"Why should we expect human history in Africa to be less messy, to be less complicated than it is anywhere else?"
Henry Louis Gates Jr.
(because we’ve been fed the fantasy & haven’t done thorough research in my opinion)
^ I agree with Gates, but I don’t feel that this phenomenon of romanticizing Africa is as simple as been fed the fantasy. Just as African history is complicated… so is the reason why people (particularly in the diaspora) romanticize it.
Eurocentric public education is the only entity that does anything that constitutes “feeding” in my opinion. They force feed us a history in K-12 that tells us Africa is not even important. Africa is “the dark continent” with no history at all.
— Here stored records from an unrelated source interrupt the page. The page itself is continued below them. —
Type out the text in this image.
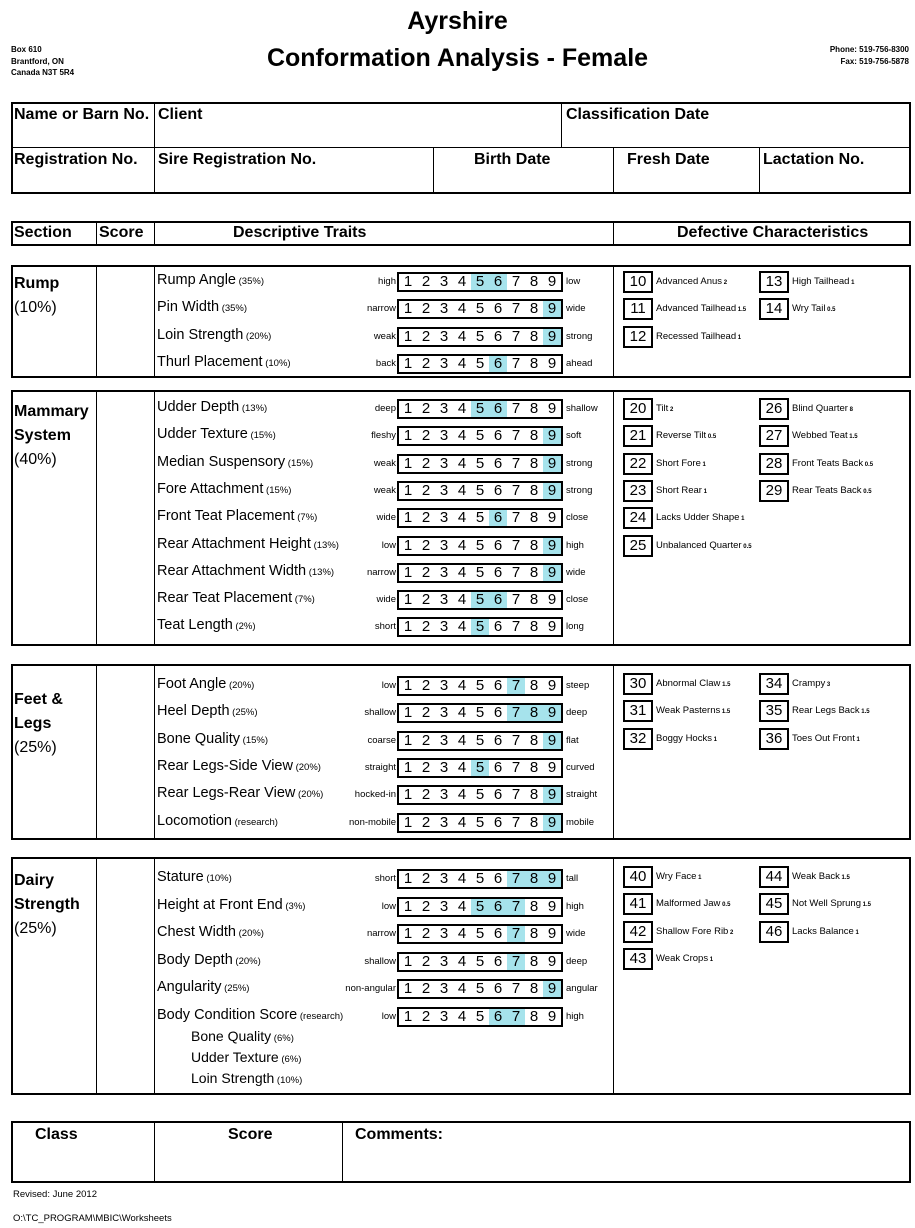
Box 610
Brantford, ON
Canada N3T 5R4
Ayrshire
Conformation Analysis - Female	Phone: 519-756-8300
Fax: 519-756-5878
Name or Barn No. Client	Classification Date
Registration No. Sire Registration No.	Birth Date	Fresh Date	Lactation No.
Section Score	Descriptive Traits	Defective Characteristics
Rump
(10%)
Rump Angle (35%)	high 1 2 3 4 5 6 7 8 9	low
Pin Width (35%)	narrow 1 2 3 4 5 6 7 8 9	wide
Loin Strength (20%)	weak 1 2 3 4 5 6 7 8 9	strong
Thurl Placement (10%)	back 1 2 3 4 5 6 7 8 9	ahead
10	Advanced Anus 2	13	High Tailhead 1
11	Advanced Tailhead 1.5	14	Wry Tail 0.5
12	Recessed Tailhead 1
Mammary
System
(40%)
Udder Depth (13%)	deep 1 2 3 4 5 6 7 8 9	shallow
Udder Texture (15%)	fleshy 1 2 3 4 5 6 7 8 9	soft
Median Suspensory (15%)	weak 1 2 3 4 5 6 7 8 9	strong
Fore Attachment (15%)	weak 1 2 3 4 5 6 7 8 9	strong
Front Teat Placement (7%)	wide 1 2 3 4 5 6 7 8 9	close
Rear Attachment Height (13%)	low 1 2 3 4 5 6 7 8 9	high
Rear Attachment Width (13%)	narrow 1 2 3 4 5 6 7 8 9	wide
Rear Teat Placement (7%)	wide 1 2 3 4 5 6 7 8 9	close
Teat Length (2%)	short 1 2 3 4 5 6 7 8 9	long
20	Tilt 2	26	Blind Quarter 8
21	Reverse Tilt 0.5	27	Webbed Teat 1.5
22	Short Fore 1	28	Front Teats Back 0.5
23	Short Rear 1	29	Rear Teats Back 0.5
24	Lacks Udder Shape 1
25	Unbalanced Quarter 0.5
Feet &
Legs (25%)
Foot Angle (20%)	low 1 2 3 4 5 6 7 8 9	steep
Heel Depth (25%)	shallow 1 2 3 4 5 6 7 8 9	deep
Bone Quality (15%)	coarse 1 2 3 4 5 6 7 8 9	flat
Rear Legs-Side View (20%)	straight 1 2 3 4 5 6 7 8 9	curved
Rear Legs-Rear View (20%)	hocked-in 1 2 3 4 5 6 7 8 9	straight
Locomotion (research)	non-mobile 1 2 3 4 5 6 7 8 9	mobile
30	Abnormal Claw 1.5	34	Crampy 3
31	Weak Pasterns 1.5	35	Rear Legs Back 1.5
32	Boggy Hocks 1	36	Toes Out Front 1
Dairy
Strength
(25%)
Stature (10%)	short 1 2 3 4 5 6 7 8 9	tall
Height at Front End (3%)	low 1 2 3 4 5 6 7 8 9	high
Chest Width (20%)	narrow 1 2 3 4 5 6 7 8 9	wide
Body Depth (20%)	shallow 1 2 3 4 5 6 7 8 9	deep
Angularity (25%)	non-angular 1 2 3 4 5 6 7 8 9	angular
Body Condition Score (research)	low 1 2 3 4 5 6 7 8 9	high
Bone Quality (6%)
Udder Texture (6%)
Loin Strength (10%)
40	Wry Face 1	44	Weak Back 1.5
41	Malformed Jaw 0.5	45	Not Well Sprung 1.5
42	Shallow Fore Rib 2	46	Lacks Balance 1
43	Weak Crops 1
Class	Score	Comments:
Revised: June 2012
O:\TC_PROGRAM\MBIC\Worksheets
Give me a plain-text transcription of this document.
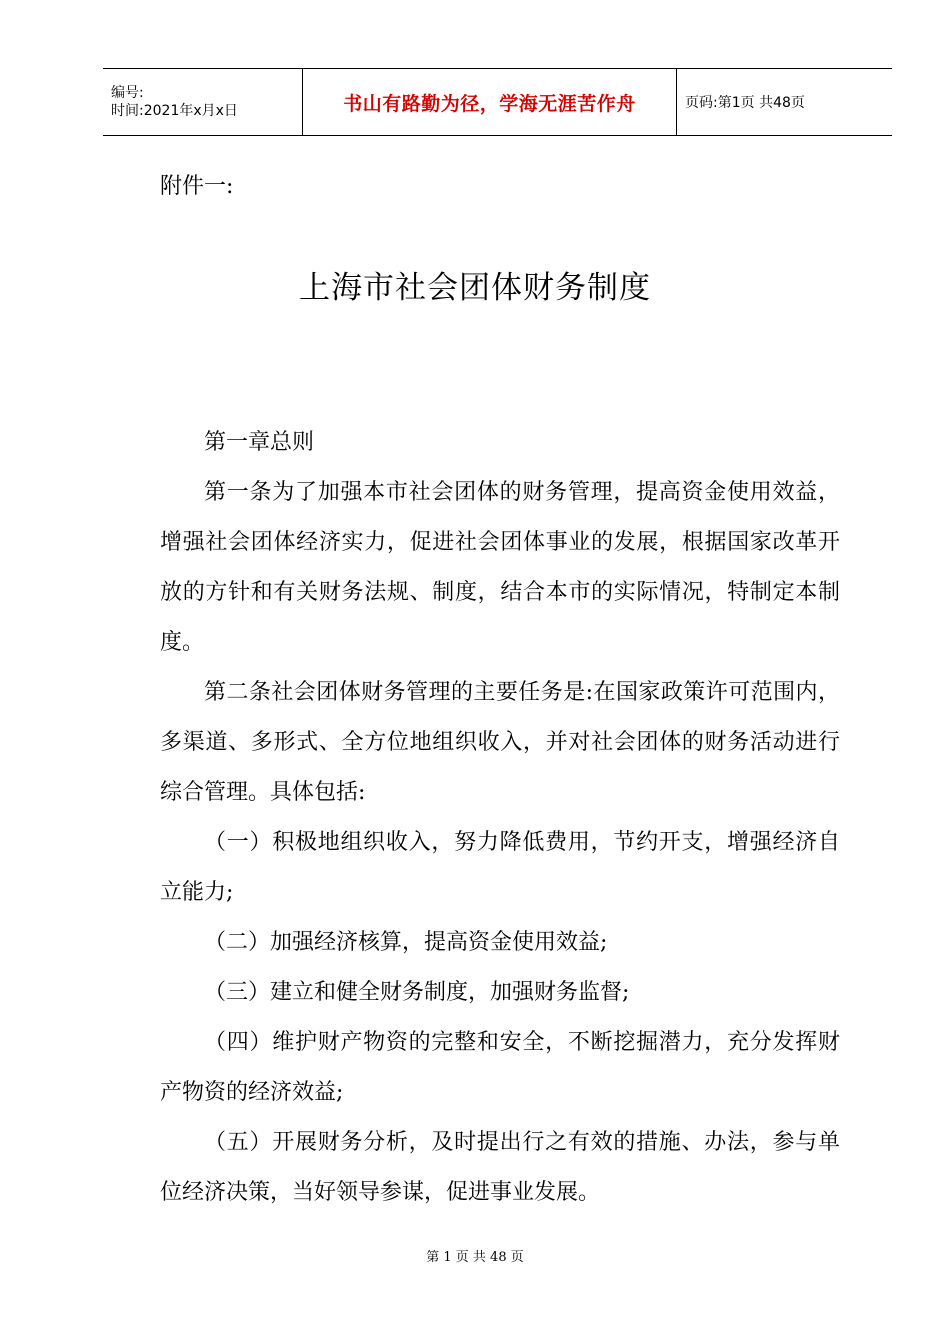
编号:
时间:2021年x月x日	书山有路勤为径，学海无涯苦作舟	页码:第1页 共48页
附件一:
上海市社会团体财务制度

第一章总则

第一条为了加强本市社会团体的财务管理，提高资金使用效益，增强社会团体经济实力，促进社会团体事业的发展，根据国家改革开放的方针和有关财务法规、制度，结合本市的实际情况，特制定本制度。

第二条社会团体财务管理的主要任务是:在国家政策许可范围内，多渠道、多形式、全方位地组织收入，并对社会团体的财务活动进行综合管理。具体包括:

（一）积极地组织收入，努力降低费用，节约开支，增强经济自立能力;

（二）加强经济核算，提高资金使用效益;

（三）建立和健全财务制度，加强财务监督;

（四）维护财产物资的完整和安全，不断挖掘潜力，充分发挥财产物资的经济效益;

（五）开展财务分析，及时提出行之有效的措施、办法，参与单位经济决策，当好领导参谋，促进事业发展。

第 1 页 共 48 页
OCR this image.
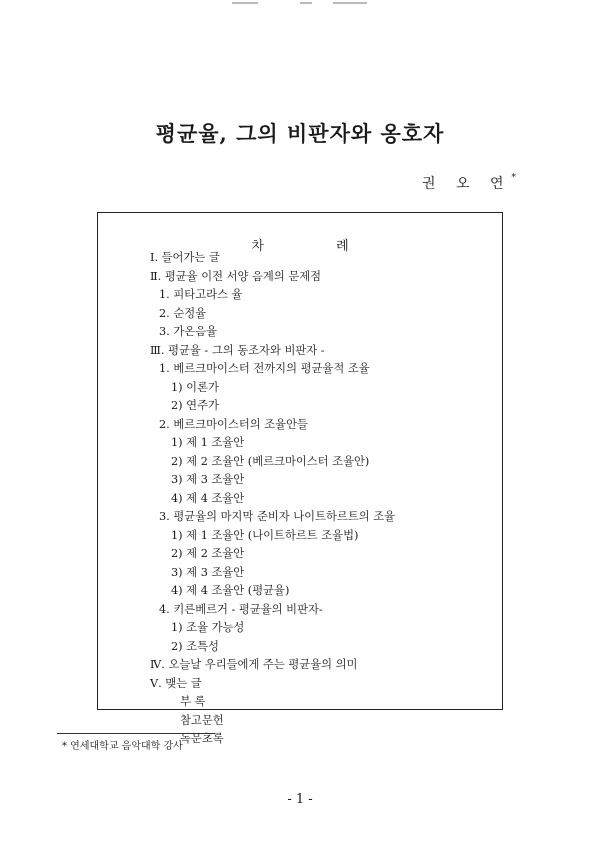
평균율, 그의 비판자와 옹호자
권 오 연*
차 례
Ⅰ. 들어가는 글
Ⅱ. 평균율 이전 서양 음계의 문제점
1. 피타고라스 율
2. 순정율
3. 가온음율
Ⅲ. 평균율 - 그의 동조자와 비판자 -
1. 베르크마이스터 전까지의 평균율적 조율
1) 이론가
2) 연주가
2. 베르크마이스터의 조율안들
1) 제 1 조율안
2) 제 2 조율안 (베르크마이스터 조율안)
3) 제 3 조율안
4) 제 4 조율안
3. 평균율의 마지막 준비자 나이트하르트의 조율
1) 제 1 조율안 (나이트하르트 조율법)
2) 제 2 조율안
3) 제 3 조율안
4) 제 4 조율안 (평균율)
4. 키른베르거 - 평균율의 비판자-
1) 조율 가능성
2) 조특성
Ⅳ. 오늘날 우리들에게 주는 평균율의 의미
Ⅴ. 맺는 글
부 록
참고문헌
독문초록
* 연세대학교 음악대학 강사
- 1 -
You don’t even discuss the continent in schools.
Now, there have been some Afrocentric people that have counteracted this erasure with the history of Africa and this history is sometimes romanticized. But we have to remember that they are having a dialogue (really more like a debate) with the Eurocentric view of history. They’re not simply retelling history…. they are having to literally prove its importance and prove that there was civilization there. In my opinion, it is that burden of proof that tends to lead to the history being romanticized. I think it’s completely understandable and I don’t feel that it has happened on a large enough scale to constitute the word “feeding” especially since the most Black history people get is still only in February (and Black history month is actually a good example to use here.. cause usually it’s just the highlights from African-American history, right? It’s the same burden of proof issue… we’re having to prove African-American history is important so we put forth our most heroic stories).
And the reason why people easily accept a non-complicated version of African history is not just because they lack research skills… I think that it’s because the dis-memberment that the Trans-Atlantic Slave Trade caused. Blacks in the diaspora were forced to forget what Africa was truly like. They were forced to forget their names… family…. nation… religion.. everything. And it hurts people.. and it still hurts people. And many people in the diaspora have this longing to be whole again and to know their history. The history is wrapped up in lots of emotions, yah know? A romanticized pre-colonial Africa lets Black people in the diaspora root themselves some place that doesn’t hurt so damn much… a place they can be proud to come from.
Though I think it’s understandable, it sometimes gets dangerous… cause then you have people out here thinking there was no homosexuality in Africa before Europeans came… or think there was no rape in Africa before Europeans came. There is a line between romanticizing and believing bogus shit.